PVC bietet eine hervorragende chemische Beständigkeit, insbesondere gegenüber Säuren, Laugen und Alkoholen, wodurch es sich ideal für die Auskleidung von Chemikalientanks und Laborarbeitsflächen eignet. Seine flammhemmende Wirkung ist inhärent – PVC ist selbstverlöschend mit einem begrenzenden Sauerstoffindex (LOI) von 45–49 % und erfordert keine zusätzlichen Flammschutzmittel. Die Dichte liegt bei steifen Sorten zwischen 1,30 und 1,45 g/cm³, was den PVC-Platten ein beträchtliches Gewicht verleiht. Schlagzähmodifizierte Formulierungen können Izod-Schlagzähigkeiten über 600 J/m erreichen, obwohl Standard-Hart-PVC typischerweise Werte zwischen 20 und 80 J/m erreicht.
Im Gegensatz dazu bietet PET eine überlegene Zugfestigkeit (55–75 MPa gegenüber 35–55 MPa für Hart-PVC) und einen höheren Elastizitätsmodul. Der Vergleich der Barriereeigenschaften begünstigt deutlich PET: Seine Sauerstoffdurchlässigkeit (OTR) ist etwa fünf- bis zehnmal niedriger als die von PVC bei gleicher Dicke, und seine Kohlendioxidbarriere ist sogar noch ausgeprägter. Lebensmitteltaugliches PET verfügt über FDA-, EFSA- und andere weltweite Zertifizierungen für den Lebensmittelkontakt und ermöglicht direkte Lebensmittelverpackungsanwendungen, die PVC – aufgrund seines Chlorgehalts und der Bedenken hinsichtlich der Weichmachermigration – ohne spezielle Formulierungen nicht zuverlässig erfüllen kann.
Optische Klarheit stellt ein weiteres Unterscheidungsmerkmal dar. Amorphe PET-Folien erreichen eine Lichtdurchlässigkeit von über 88 % bei einer Trübung von unter 2 % und eignen sich daher für gut sichtbare Verpackungen.
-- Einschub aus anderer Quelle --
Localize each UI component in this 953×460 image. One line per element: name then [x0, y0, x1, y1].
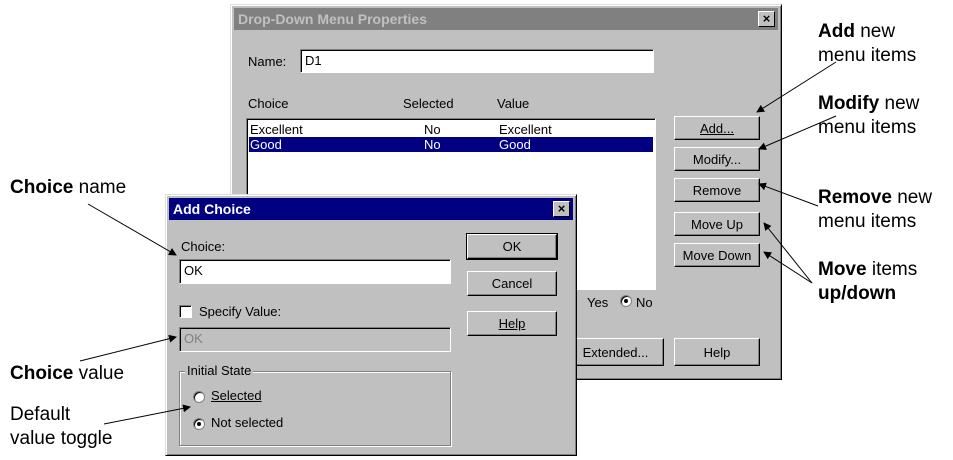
modify-button-label: Modify... — [692, 151, 742, 167]
annotation-rest: value — [73, 363, 125, 384]
radio-selected[interactable] — [193, 391, 205, 403]
name-input[interactable]: D1 — [300, 49, 654, 73]
choice-label: Choice: — [181, 239, 226, 254]
cancel-button-label: Cancel — [491, 276, 533, 291]
add-button[interactable]: Add... — [674, 116, 760, 140]
move-down-button-label: Move Down — [682, 247, 752, 263]
annotation-add: Add new menu items — [818, 20, 916, 68]
help-button-label: Help — [703, 344, 731, 360]
add-button-label: Add... — [700, 120, 734, 136]
annotation-line2: menu items — [818, 211, 917, 232]
cancel-button[interactable]: Cancel — [467, 271, 557, 296]
column-header-value: Value — [497, 96, 530, 111]
close-button[interactable]: × — [758, 11, 775, 27]
annotation-bold: Choice — [10, 177, 74, 198]
dialog-title: Add Choice — [173, 201, 251, 217]
specify-value-label: Specify Value: — [199, 304, 282, 319]
extended-button[interactable]: Extended... — [567, 338, 664, 366]
dialog-title: Drop-Down Menu Properties — [238, 11, 428, 27]
annotation-line2: menu items — [818, 117, 917, 138]
arrow-choice-value — [79, 334, 177, 362]
annotation-bold: Move — [818, 259, 867, 280]
remove-button-label: Remove — [692, 182, 742, 198]
annotation-modify: Modify new menu items — [818, 92, 919, 140]
row-value: Good — [499, 137, 531, 152]
name-label: Name: — [248, 54, 287, 69]
initial-state-group — [179, 371, 451, 446]
annotation-bold: Choice — [10, 363, 74, 384]
help-button[interactable]: Help — [467, 311, 557, 336]
radio-no-label: No — [636, 295, 653, 310]
annotation-rest: new — [854, 21, 896, 42]
annotation-choice-value: Choice value — [10, 362, 124, 386]
row-choice: Good — [250, 137, 282, 152]
radio-not-selected-label: Not selected — [211, 415, 284, 430]
specify-value-checkbox[interactable] — [179, 305, 192, 318]
list-item[interactable]: Good No Good — [249, 137, 653, 152]
annotation-bold: Add — [818, 21, 855, 42]
ok-button[interactable]: OK — [466, 233, 558, 260]
close-icon: × — [762, 11, 771, 26]
close-button[interactable]: × — [553, 201, 570, 217]
radio-yes-label: Yes — [587, 295, 609, 310]
annotation-bold: Remove — [818, 187, 892, 208]
column-header-choice: Choice — [248, 96, 289, 111]
annotation-rest: new — [879, 93, 920, 114]
remove-button[interactable]: Remove — [674, 178, 760, 202]
title-bar: Drop-Down Menu Properties × — [234, 8, 778, 30]
annotation-rest: name — [73, 177, 127, 198]
annotation-default-toggle: Default value toggle — [10, 403, 112, 451]
row-value: Excellent — [499, 122, 552, 137]
modify-button[interactable]: Modify... — [674, 147, 760, 171]
title-bar: Add Choice × — [169, 198, 573, 220]
radio-not-selected[interactable] — [193, 418, 205, 430]
help-button[interactable]: Help — [674, 338, 760, 366]
row-selected: No — [424, 122, 441, 137]
value-field[interactable]: OK — [179, 327, 451, 352]
list-item[interactable]: Excellent No Excellent — [249, 122, 653, 137]
radio-no[interactable] — [620, 295, 632, 307]
radio-selected-label: Selected — [211, 388, 262, 403]
annotation-rest: items — [866, 259, 918, 280]
annotation-choice-name: Choice name — [10, 176, 126, 200]
annotation-line2: up/down — [818, 283, 897, 304]
choice-input[interactable]: OK — [179, 259, 451, 284]
annotation-move: Move items up/down — [818, 258, 917, 306]
help-button-label: Help — [498, 316, 526, 331]
move-up-button[interactable]: Move Up — [674, 212, 760, 236]
move-up-button-label: Move Up — [690, 216, 744, 232]
annotation-remove: Remove new menu items — [818, 186, 932, 234]
annotation-bold: Modify — [818, 93, 880, 114]
close-icon: × — [557, 201, 566, 216]
annotation-line2: menu items — [818, 45, 917, 66]
annotation-line1: Default — [10, 404, 71, 425]
ok-button-label: OK — [502, 239, 522, 254]
add-choice-dialog: Add Choice × Choice: OK Specify Value: O… — [165, 194, 577, 456]
column-header-selected: Selected — [403, 96, 454, 111]
row-choice: Excellent — [250, 122, 303, 137]
extended-button-label: Extended... — [582, 344, 649, 360]
row-selected: No — [424, 137, 441, 152]
move-down-button[interactable]: Move Down — [674, 243, 760, 267]
initial-state-label: Initial State — [185, 363, 254, 378]
annotation-rest: new — [891, 187, 933, 208]
annotation-line2: value toggle — [10, 428, 113, 449]
arrow-choice-name — [87, 203, 177, 256]
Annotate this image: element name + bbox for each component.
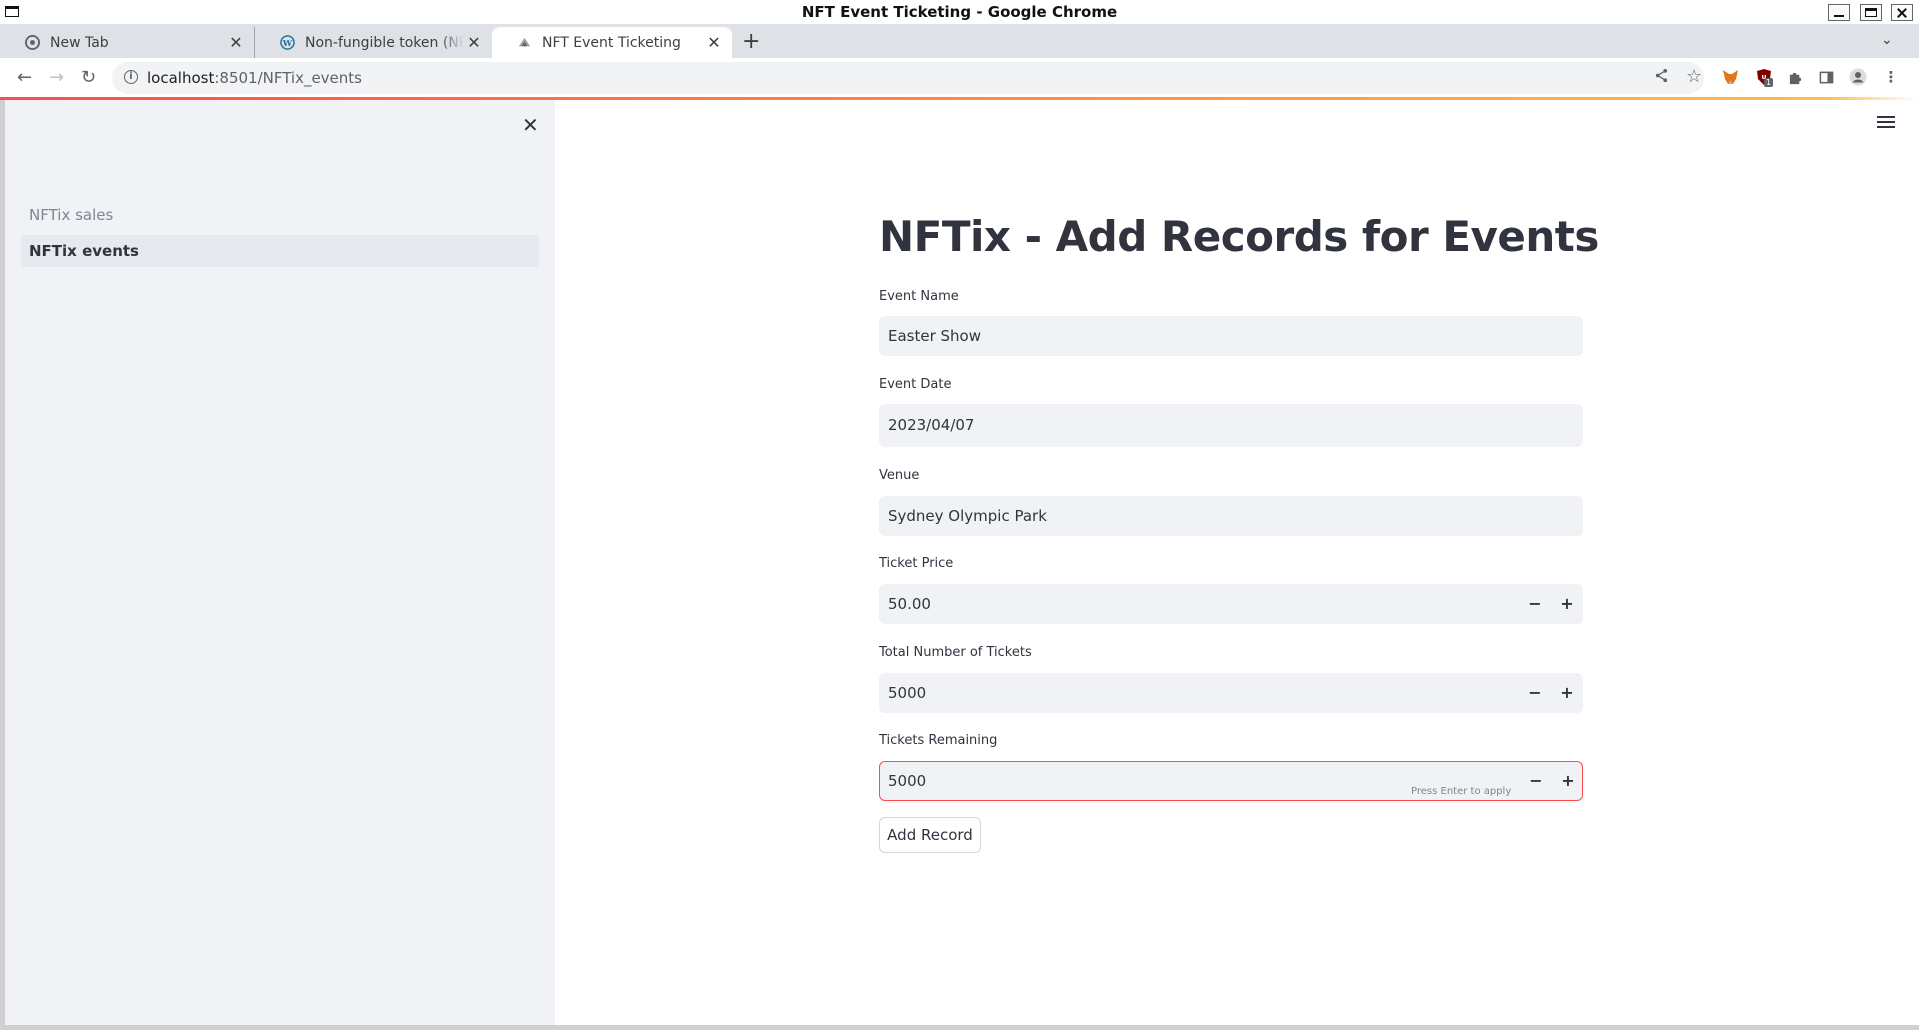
tickets-remaining-value: 5000 — [888, 772, 927, 790]
decrement-button[interactable]: − — [1519, 584, 1551, 624]
share-icon[interactable] — [1654, 68, 1669, 87]
tab-label: Non-fungible token (NFT) a — [305, 34, 464, 51]
total-tickets-label: Total Number of Tickets — [879, 645, 1032, 660]
close-window-button[interactable] — [1891, 4, 1913, 21]
close-sidebar-icon[interactable]: ✕ — [522, 113, 539, 137]
tab-label: New Tab — [50, 34, 109, 51]
hamburger-menu-icon[interactable] — [1877, 116, 1895, 131]
sidebar: ✕ NFTix sales NFTix events — [5, 100, 555, 1025]
browser-toolbar: ← → ↻ i localhost:8501/NFTix_events ☆ — [0, 58, 1919, 98]
streamlit-icon — [516, 35, 532, 51]
decrement-button[interactable]: − — [1519, 673, 1551, 713]
event-name-input[interactable]: Easter Show — [879, 316, 1583, 356]
tab-new-tab[interactable]: New Tab ✕ — [0, 27, 254, 58]
new-tab-button[interactable]: + — [742, 29, 760, 54]
tab-label: NFT Event Ticketing — [542, 34, 681, 51]
window-title: NFT Event Ticketing - Google Chrome — [801, 3, 1118, 21]
sidebar-item-nftix-sales[interactable]: NFTix sales — [21, 199, 539, 231]
ticket-price-input[interactable]: 50.00 − + — [879, 584, 1583, 624]
sidebar-item-nftix-events[interactable]: NFTix events — [21, 235, 539, 267]
chrome-menu-icon[interactable]: ⋮ — [1882, 68, 1900, 86]
ticket-price-label: Ticket Price — [879, 556, 954, 571]
venue-input[interactable]: Sydney Olympic Park — [879, 496, 1583, 536]
forward-arrow-icon[interactable]: → — [49, 67, 64, 88]
svg-text:W: W — [281, 38, 292, 48]
add-record-button[interactable]: Add Record — [879, 817, 981, 853]
tab-nft-event-ticketing[interactable]: NFT Event Ticketing ✕ — [492, 27, 732, 58]
increment-button[interactable]: + — [1551, 673, 1583, 713]
tab-strip: New Tab ✕ W Non-fungible token (NFT) a ✕… — [0, 24, 1919, 58]
reload-icon[interactable]: ↻ — [81, 67, 96, 88]
event-date-value: 2023/04/07 — [888, 416, 975, 434]
chrome-icon — [24, 35, 40, 51]
venue-label: Venue — [879, 468, 920, 483]
tickets-remaining-input[interactable]: 5000 Press Enter to apply − + — [879, 761, 1583, 801]
event-date-input[interactable]: 2023/04/07 — [879, 404, 1583, 447]
venue-value: Sydney Olympic Park — [888, 507, 1047, 525]
event-date-label: Event Date — [879, 377, 952, 392]
site-info-icon[interactable]: i — [124, 70, 138, 84]
close-tab-icon[interactable]: ✕ — [464, 33, 484, 52]
bookmark-star-icon[interactable]: ☆ — [1686, 66, 1702, 87]
maximize-button[interactable] — [1860, 4, 1882, 21]
close-tab-icon[interactable]: ✕ — [704, 33, 724, 52]
window-bottom-border — [0, 1025, 1919, 1030]
tickets-remaining-label: Tickets Remaining — [879, 733, 998, 748]
url-text[interactable]: localhost:8501/NFTix_events — [147, 69, 362, 87]
extensions-puzzle-icon[interactable] — [1786, 68, 1804, 86]
ublock-shield-icon[interactable]: u 1 — [1755, 68, 1774, 87]
metamask-fox-icon[interactable] — [1721, 68, 1739, 86]
wordpress-icon: W — [279, 35, 295, 51]
back-arrow-icon[interactable]: ← — [17, 67, 32, 88]
event-name-label: Event Name — [879, 289, 959, 304]
press-enter-hint: Press Enter to apply — [1411, 786, 1512, 797]
main-content: NFTix - Add Records for Events Event Nam… — [555, 100, 1919, 1025]
side-panel-icon[interactable] — [1817, 68, 1835, 86]
tab-nft-wiki[interactable]: W Non-fungible token (NFT) a ✕ — [254, 27, 492, 58]
minimize-button[interactable] — [1828, 4, 1850, 21]
address-bar[interactable]: i localhost:8501/NFTix_events ☆ — [112, 62, 1704, 94]
extension-badge: 1 — [1764, 78, 1774, 87]
page-title: NFTix - Add Records for Events — [879, 212, 1599, 261]
increment-button[interactable]: + — [1552, 761, 1584, 801]
close-tab-icon[interactable]: ✕ — [226, 33, 246, 52]
total-tickets-value: 5000 — [888, 684, 927, 702]
increment-button[interactable]: + — [1551, 584, 1583, 624]
ticket-price-value: 50.00 — [888, 595, 931, 613]
tab-search-chevron-icon[interactable]: ⌄ — [1881, 32, 1893, 48]
profile-avatar-icon[interactable] — [1849, 68, 1867, 86]
window-titlebar: NFT Event Ticketing - Google Chrome — [0, 0, 1919, 24]
decrement-button[interactable]: − — [1520, 761, 1552, 801]
event-name-value: Easter Show — [888, 327, 982, 345]
total-tickets-input[interactable]: 5000 − + — [879, 673, 1583, 713]
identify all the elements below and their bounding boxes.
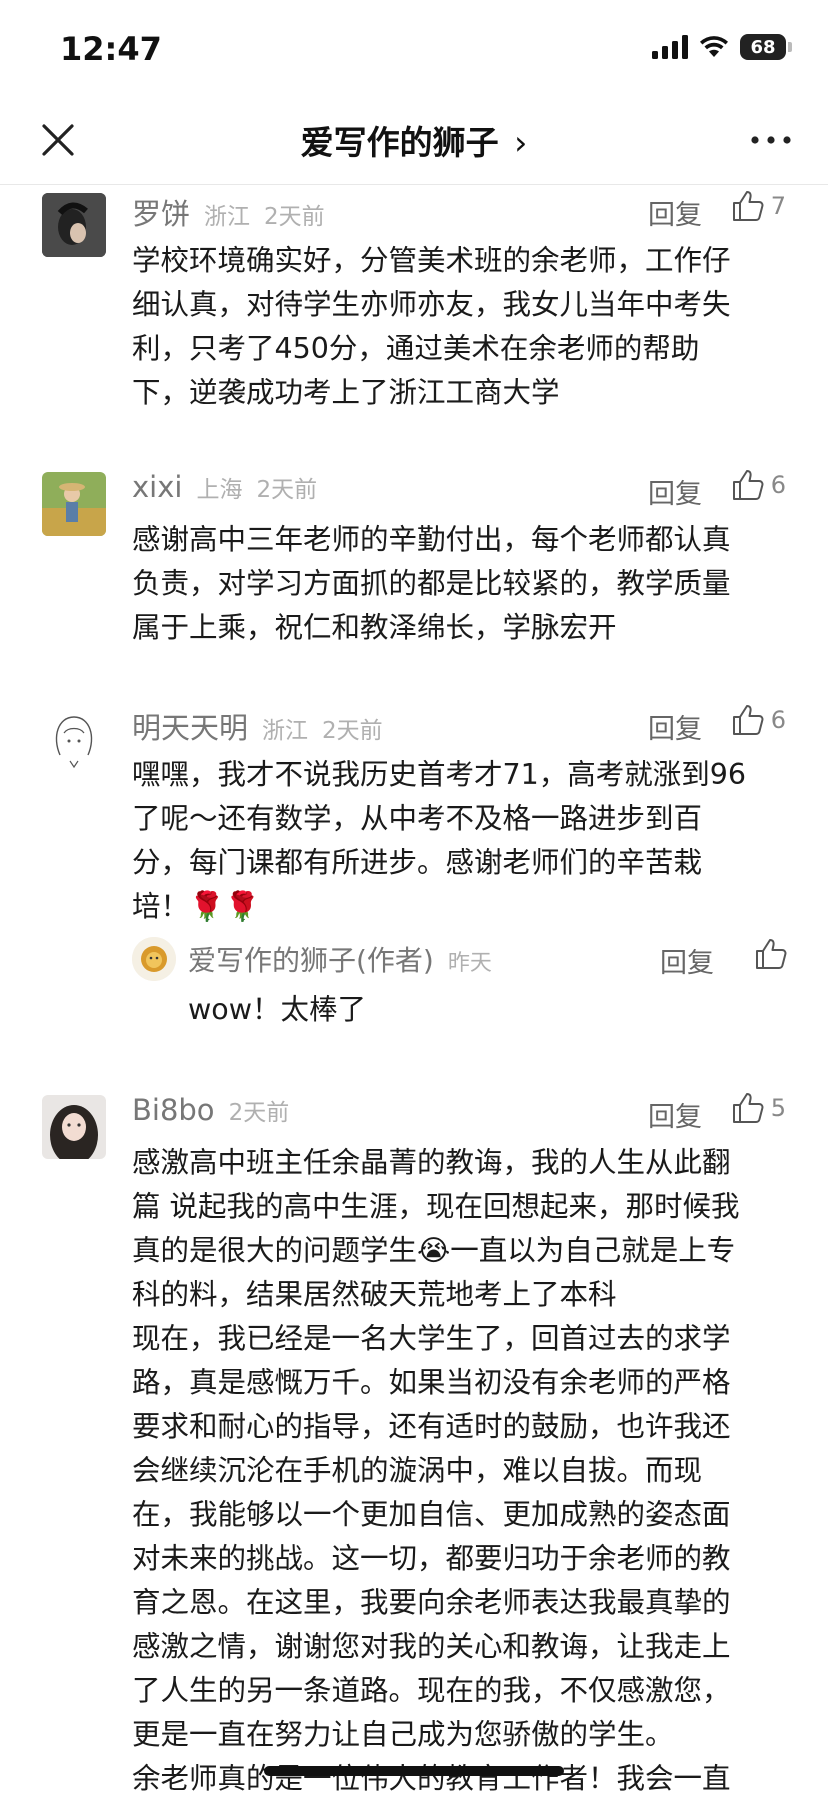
username[interactable]: xixi (132, 470, 182, 504)
avatar[interactable] (42, 707, 106, 771)
thumbs-up-icon (756, 939, 787, 969)
like-button[interactable]: 5 (731, 1091, 786, 1125)
comment-line: 对未来的挑战。这一切，都要归功于余老师的教 (132, 1542, 731, 1575)
thumbs-up-icon (732, 470, 764, 500)
comment-line: 细认真，对待学生亦师亦友，我女儿当年中考失 (132, 288, 731, 321)
nav-bar: 爱写作的狮子 › (0, 96, 828, 185)
comment-line: 篇 说起我的高中生涯，现在回想起来，那时候我 (132, 1190, 740, 1223)
comment-line: 要求和耐心的指导，还有适时的鼓励，也许我还 (132, 1410, 731, 1443)
timestamp: 2天前 (228, 1100, 290, 1126)
like-count: 6 (770, 706, 786, 734)
reply-button[interactable]: 回复 (648, 472, 702, 511)
avatar[interactable] (42, 472, 106, 536)
comment-line: 现在，我已经是一名大学生了，回首过去的求学 (132, 1322, 731, 1355)
signal-icon (652, 35, 688, 59)
comment-line: 了人生的另一条道路。现在的我，不仅感激您， (132, 1674, 731, 1707)
home-indicator[interactable] (264, 1766, 564, 1776)
username[interactable]: Bi8bo (132, 1093, 215, 1127)
comment-line: 感激高中班主任余晶菁的教诲，我的人生从此翻 (132, 1146, 731, 1179)
comment-line: 了呢～还有数学，从中考不及格一路进步到百 (132, 802, 703, 835)
avatar[interactable] (132, 937, 176, 981)
reply-button[interactable]: 回复 (648, 707, 702, 746)
comment-line: 负责，对学习方面抓的都是比较紧的，教学质量 (132, 567, 731, 600)
comment-line: 分，每门课都有所进步。感谢老师们的辛苦栽 (132, 846, 703, 879)
status-time: 12:47 (60, 30, 162, 68)
comment-line: 学校环境确实好，分管美术班的余老师，工作仔 (132, 244, 731, 277)
reply-button[interactable]: 回复 (648, 193, 702, 232)
like-button[interactable] (754, 937, 788, 975)
like-button[interactable]: 6 (731, 468, 786, 502)
like-count: 7 (770, 192, 786, 220)
location: 浙江 (262, 718, 309, 744)
comment-meta: Bi8bo 2天前 (132, 1093, 289, 1129)
reply-text: wow！太棒了 (188, 993, 367, 1026)
comment-line: 培！🌹🌹 (132, 890, 260, 923)
like-button[interactable]: 7 (731, 189, 786, 223)
timestamp: 2天前 (256, 477, 318, 503)
status-bar: 12:47 68 (0, 0, 828, 96)
username[interactable]: 爱写作的狮子(作者) (188, 939, 434, 979)
comment-meta: xixi 上海 2天前 (132, 470, 317, 506)
location: 上海 (196, 477, 243, 503)
thumbs-up-icon (732, 1093, 764, 1123)
status-icons: 68 (652, 34, 792, 60)
comment-text: 嘿嘿，我才不说我历史首考才71，高考就涨到96 了呢～还有数学，从中考不及格一路… (132, 753, 788, 929)
username[interactable]: 明天天明 (132, 705, 248, 747)
comment-text: 学校环境确实好，分管美术班的余老师，工作仔 细认真，对待学生亦师亦友，我女儿当年… (132, 239, 788, 415)
username[interactable]: 罗饼 (132, 191, 190, 233)
comment-line: 下，逆袭成功考上了浙江工商大学 (132, 376, 560, 409)
comment-line: 会继续沉沦在手机的漩涡中，难以自拔。而现 (132, 1454, 703, 1487)
battery-nub (788, 42, 792, 52)
timestamp: 2天前 (322, 718, 383, 744)
like-button[interactable]: 6 (731, 703, 786, 737)
timestamp: 2天前 (264, 204, 325, 230)
more-icon[interactable] (748, 120, 794, 160)
battery-icon: 68 (740, 34, 792, 60)
comment-text: 感激高中班主任余晶菁的教诲，我的人生从此翻 篇 说起我的高中生涯，现在回想起来，… (132, 1141, 788, 1801)
comment-line: 科的料，结果居然破天荒地考上了本科 (132, 1278, 617, 1311)
thumbs-up-icon (732, 705, 764, 735)
comment-line: 嘿嘿，我才不说我历史首考才71，高考就涨到96 (132, 758, 747, 791)
comment-line: 感激之情，谢谢您对我的关心和教诲，让我走上 (132, 1630, 731, 1663)
chevron-right-icon: › (514, 123, 528, 162)
comment-line: 育之恩。在这里，我要向余老师表达我最真挚的 (132, 1586, 731, 1619)
comment-line: 利，只考了450分，通过美术在余老师的帮助 (132, 332, 700, 365)
comment-meta: 罗饼 浙江 2天前 (132, 191, 325, 231)
like-count: 6 (770, 471, 786, 499)
nav-title-link[interactable]: 爱写作的狮子 › (0, 116, 828, 164)
comment-line: 属于上乘，祝仁和教泽绵长，学脉宏开 (132, 611, 617, 644)
reply-meta: 爱写作的狮子(作者) 昨天 (188, 939, 492, 979)
battery-level: 68 (740, 34, 786, 60)
avatar[interactable] (42, 1095, 106, 1159)
reply-button[interactable]: 回复 (660, 941, 714, 980)
like-count: 5 (770, 1094, 786, 1122)
page-title: 爱写作的狮子 (300, 123, 499, 162)
location: 浙江 (204, 204, 251, 230)
thumbs-up-icon (732, 191, 764, 221)
comment-line: 感谢高中三年老师的辛勤付出，每个老师都认真 (132, 523, 731, 556)
avatar[interactable] (42, 193, 106, 257)
comment-line: 更是一直在努力让自己成为您骄傲的学生。 (132, 1718, 674, 1751)
comment-text: 感谢高中三年老师的辛勤付出，每个老师都认真 负责，对学习方面抓的都是比较紧的，教… (132, 518, 788, 650)
comment-line: 路，真是感慨万千。如果当初没有余老师的严格 (132, 1366, 731, 1399)
comment-line: 在，我能够以一个更加自信、更加成熟的姿态面 (132, 1498, 731, 1531)
wifi-icon (700, 36, 728, 57)
comment-line: 真的是很大的问题学生😭一直以为自己就是上专 (132, 1234, 736, 1267)
comment-line: 余老师真的是一位伟大的教育工作者！我会一直 (132, 1762, 731, 1795)
comment-meta: 明天天明 浙江 2天前 (132, 705, 383, 745)
timestamp: 昨天 (447, 951, 492, 976)
reply-button[interactable]: 回复 (648, 1095, 702, 1134)
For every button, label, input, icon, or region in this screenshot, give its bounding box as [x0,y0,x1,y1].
Hart-PVC kann eine ähnliche Klarheit erreichen, erfordert jedoch in der Regel eine sorgfältige Auswahl der Zusatzstoffe und eine strengere Verarbeitungskontrolle, um den dem Harz innewohnenden leichten Gelbstich zu vermeiden.
Die Aufteilung der Ausrüstung zwischen diesen beiden Materialien ist stark. Bei der PVC-Folienextrusion kommt fast überall ein konischer Doppelschneckenextruder zum Einsatz, während bei der PET-Folienextrusion eine Einschneckenmaschine zum Einsatz kommt – und jede Architektur existiert aus spezifischen, nicht austauschbaren Gründen.
Doppelschnecken-PVC-Extruder verwenden ineinandergreifende, gleichläufige konische Schnecken mit L/D-Verhältnissen zwischen 18:1 und 26:1. Das Doppelschneckendesign sorgt für eine positive Förderung, was wichtig ist, weil PVC-Pulvermischungen – die dominierende Rohstoffform anstelle von Pellets – eine niedrige Schüttdichte und schlechte Fließeigenschaften aufweisen. Die Schnecken müssen die Masse verdichten, schmelzen und homogenisieren und gleichzeitig die Schmelzetemperatur sicher unter 210 °C halten, um eine Dehydrochlorierung zu vermeiden. Durch Vakuumentlüftung bei 60–70 % der Schneckenlänge werden Restfeuchtigkeit und flüchtige Weichmacher entfernt und so Blasen in der fertigen Folie verhindert. Die Zylinderzonen reichen von 150 °C an der Einfüllöffnung bis zu 195 °C an der Düse, wobei die Schneckengeschwindigkeit niedrig gehalten wird – typischerweise 15–40 U/min –, um die Schererwärmung zu minimieren.
Die Düsenkonstruktionen für PVC tendieren zu Kleiderbügelverteilern mit Drosselstangen und flexibler Lippenverstellung. Nachgeschaltete Kalanderkonfigurationen mit vier Walzen „F“ oder „L“ sind üblich und verwenden ölbeheizte Walzen mit einem Durchmesser zwischen 250 und 350 mm. Die erweiterte Walzenkontaktfläche trägt der relativ langsamen Wärmeübertragung von PVC Rechnung und hilft, den Glanz auf beiden Plattenoberflächen zu kontrollieren.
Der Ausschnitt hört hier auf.